Ламсдорф смеялся до слез. Но, вытирая уголки глаз, поглядывал с тревогой и состраданием.

— Охрану бы вам, — сказал он, отсмеявшись. — Парочку ребят для страховки, чтобы просто ходили следом да присматривали…

— Мы ведь по телефону уже говорили об этом, Иван Вольфович.

— Гордец вы упрямый, батенька. Все сам да один, один да сам…

— Ну при чем здесь упрямство? Если серьезное нечто начнется, два человека — просто смертники. Одному, между прочим, куда легче затеряться… Это во-первых. А во-вторых и в главных, я еду к Эрику как частное лицо, представитель патриарха. Если он заметит, что меня пасут боевики…

— Да, батенька, да. Резонно. Я потому и подчинился, — он опять вздохнул. — А сердце не на месте. Все сберечь как-то хочется. Так… Что же еще вам сказать? Ага, вот карманные денежки. Чтобы вам не суетиться сразу с обменом — уже в шведских, шесть тысяч крон. И в Стокгольмском Национальном открыт кредит еще на двадцать пять. Счет на «пароль»…

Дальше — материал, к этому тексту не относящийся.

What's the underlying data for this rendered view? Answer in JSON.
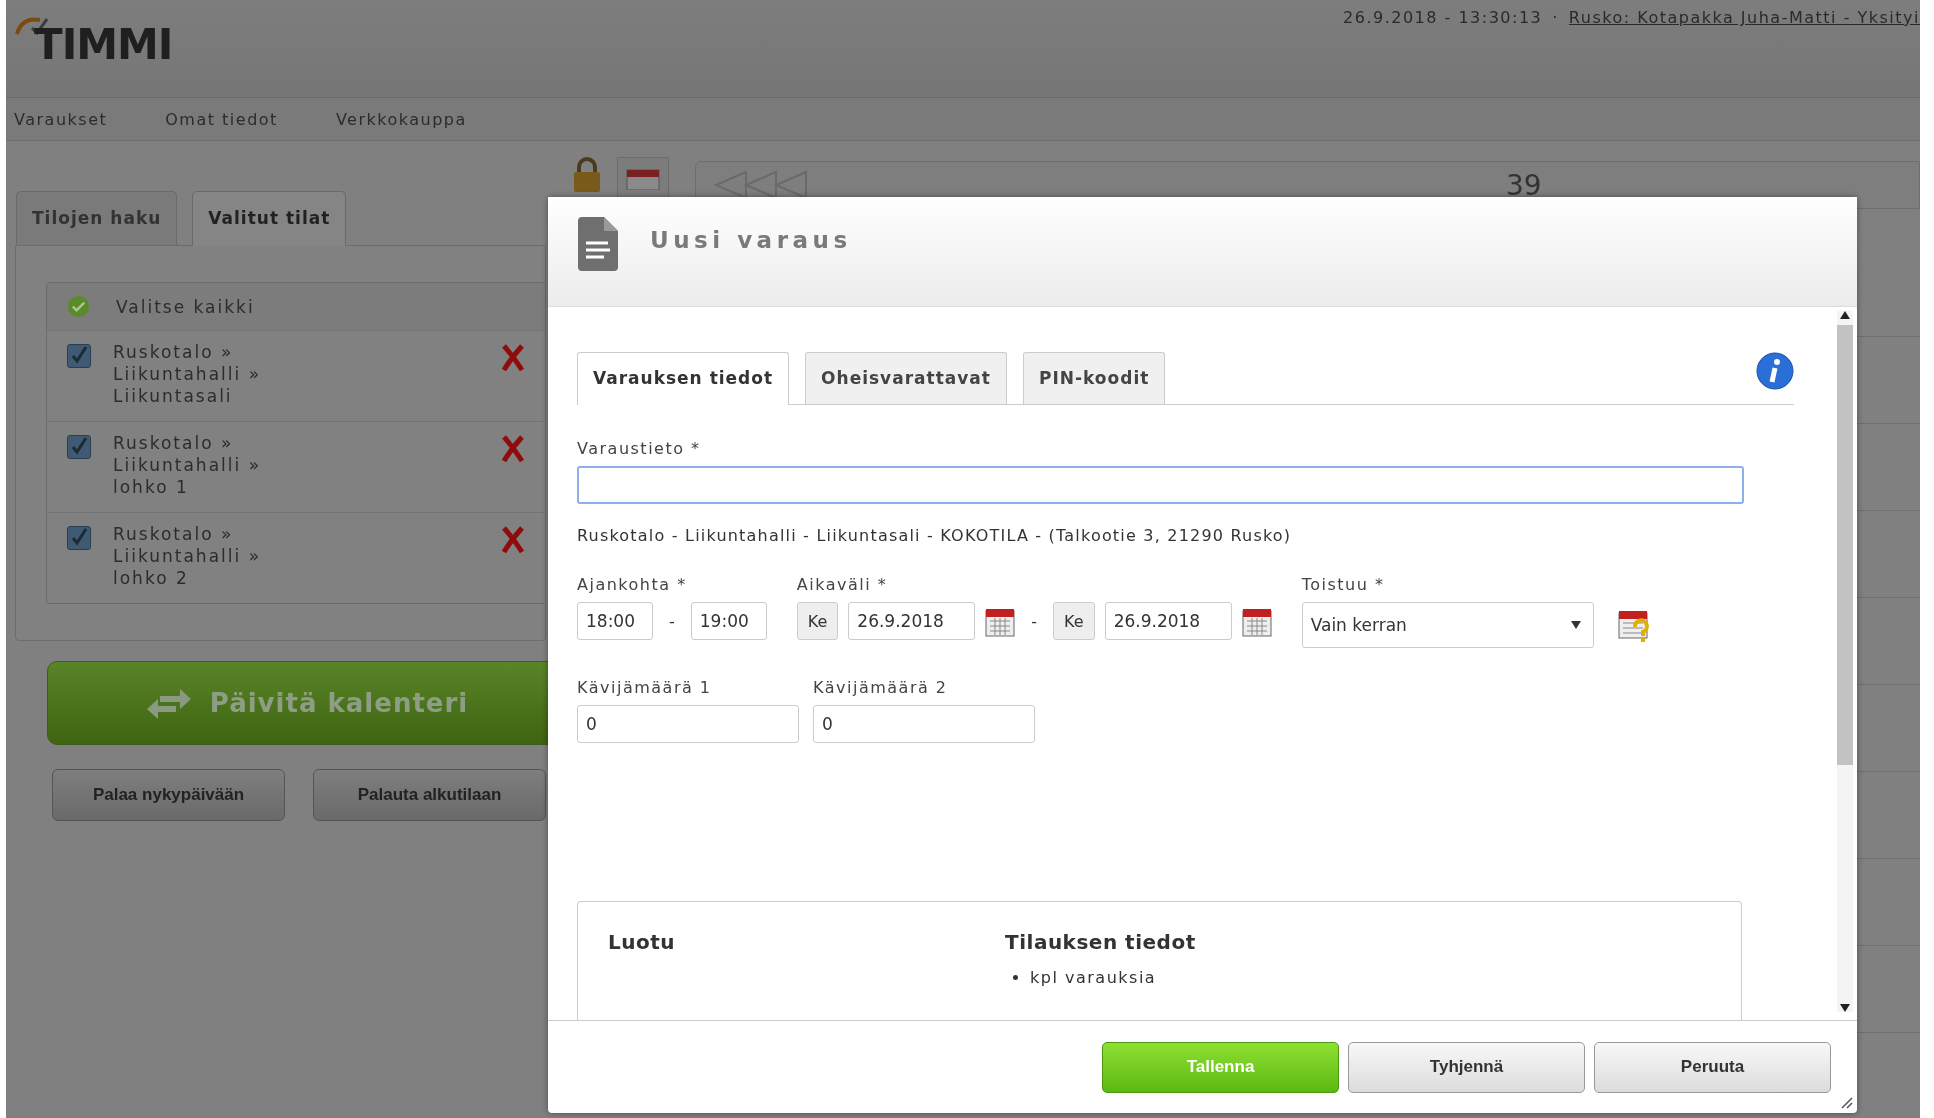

Вы меня просто завалили деньгами! Зачем?

— На всякий случай, батенька, на всякий случай. Хоть что-то. Мы — страна богатая, можем позаботится о своих. Кто знает, сколько вам там пробыть придется. Да и мало ли… вдруг… — он сразу запутался в словах, не решаясь назвать вещи своими именами, — лечение какое понадобится. У них же там все за деньги. Счет, говорю, на «пароль». Мы думали-думали, какое слово взять. А тут князь Ираклий позвонил — беспокоился, что-то, дескать, от вас давно весточек нету, ну, и дали мы счету пароль «Светицховели».

Мне стало тепло и нежно, как в вечернем сагурамском саду.

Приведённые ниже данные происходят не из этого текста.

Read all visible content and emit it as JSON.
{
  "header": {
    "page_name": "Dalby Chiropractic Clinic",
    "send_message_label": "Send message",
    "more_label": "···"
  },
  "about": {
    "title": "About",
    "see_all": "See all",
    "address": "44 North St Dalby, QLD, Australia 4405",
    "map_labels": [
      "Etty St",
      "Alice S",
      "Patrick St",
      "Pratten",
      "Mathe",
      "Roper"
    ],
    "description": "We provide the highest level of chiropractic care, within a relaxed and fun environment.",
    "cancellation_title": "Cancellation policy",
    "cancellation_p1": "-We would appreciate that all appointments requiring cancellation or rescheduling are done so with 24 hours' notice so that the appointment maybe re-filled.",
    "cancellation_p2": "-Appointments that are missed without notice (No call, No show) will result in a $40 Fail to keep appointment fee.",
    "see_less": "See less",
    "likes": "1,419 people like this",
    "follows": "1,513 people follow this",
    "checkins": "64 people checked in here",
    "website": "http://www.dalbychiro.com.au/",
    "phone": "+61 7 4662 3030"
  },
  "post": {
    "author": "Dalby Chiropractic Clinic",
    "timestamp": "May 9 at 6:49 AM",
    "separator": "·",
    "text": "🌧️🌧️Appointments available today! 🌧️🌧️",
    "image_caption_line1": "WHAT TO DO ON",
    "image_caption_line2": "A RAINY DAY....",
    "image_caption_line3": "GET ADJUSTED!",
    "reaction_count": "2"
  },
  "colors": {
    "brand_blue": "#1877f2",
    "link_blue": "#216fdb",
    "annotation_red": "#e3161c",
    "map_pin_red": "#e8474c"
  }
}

— Спасибо, — проговорил я растроганно. — Это вы мне действительно приятное сделали.

— На то и расчет. Подавайте о себе знать при случае. Атташе военный в Стокгольме о миссии корреспондента Чернышова осведомлен… то есть, не о цели ее, конечно, но о том, что есть такой Чернышов, которому надлежит, ежели что, оказывать всяческое содействие. Проще держать связь через него. Вот телефон, — он показал мне бумажку с номером, подержал у меня перед глазами, потом провел большим пальцем по цифрам, и цифры исчезли. Скомкал бумажку, повертел в пальцах и, не найдя, куда ее деть, сунул себе в карман. — Вот и все, — поднялся. — Давайте-ка опять обнимемся, Александр Львович.

— Давайте, — ответил я.

4

Когда Ламсдорф ушел, мы снова двумя ангелочками уселись на диван, Лиза положила голову мне на плечо, и некоторое время мы молчали. Небо, довольно ясное утром, затянулось сплошной серой, сырой пеленой, и в гостиной все было сумеречно.

— Сколько у тебя осталось? — спросила Лиза потом.

— Шесть часов.

— Тебя опять повезут как-то по хитрому?

— Да.

— Я очень боюсь за тебя.

— Это лишнее.

— Там еще шампанского немного осталось. Хочешь допить?

— Хочу.

Она встала, быстро вышла в столовую, быстро вернулась, неся в руке почти полный бокал. Я взял, улыбнулся благодарно. Едва слышно шипела пена.

— Ты будешь?

— Нет-нет, пей.

Я неторопливо выпил. Вкусно. Тут же щекотно ударило в нос, я сморщился. Поставил бока на ковер возе дивана. В желудке мягко расцвело тепло.

— Можешь покурить…

— Абсолютно не хочется.

Она промолчала. Потом сказала негромко:

— Будет совсем не по-людски, если вы не повидаетесь.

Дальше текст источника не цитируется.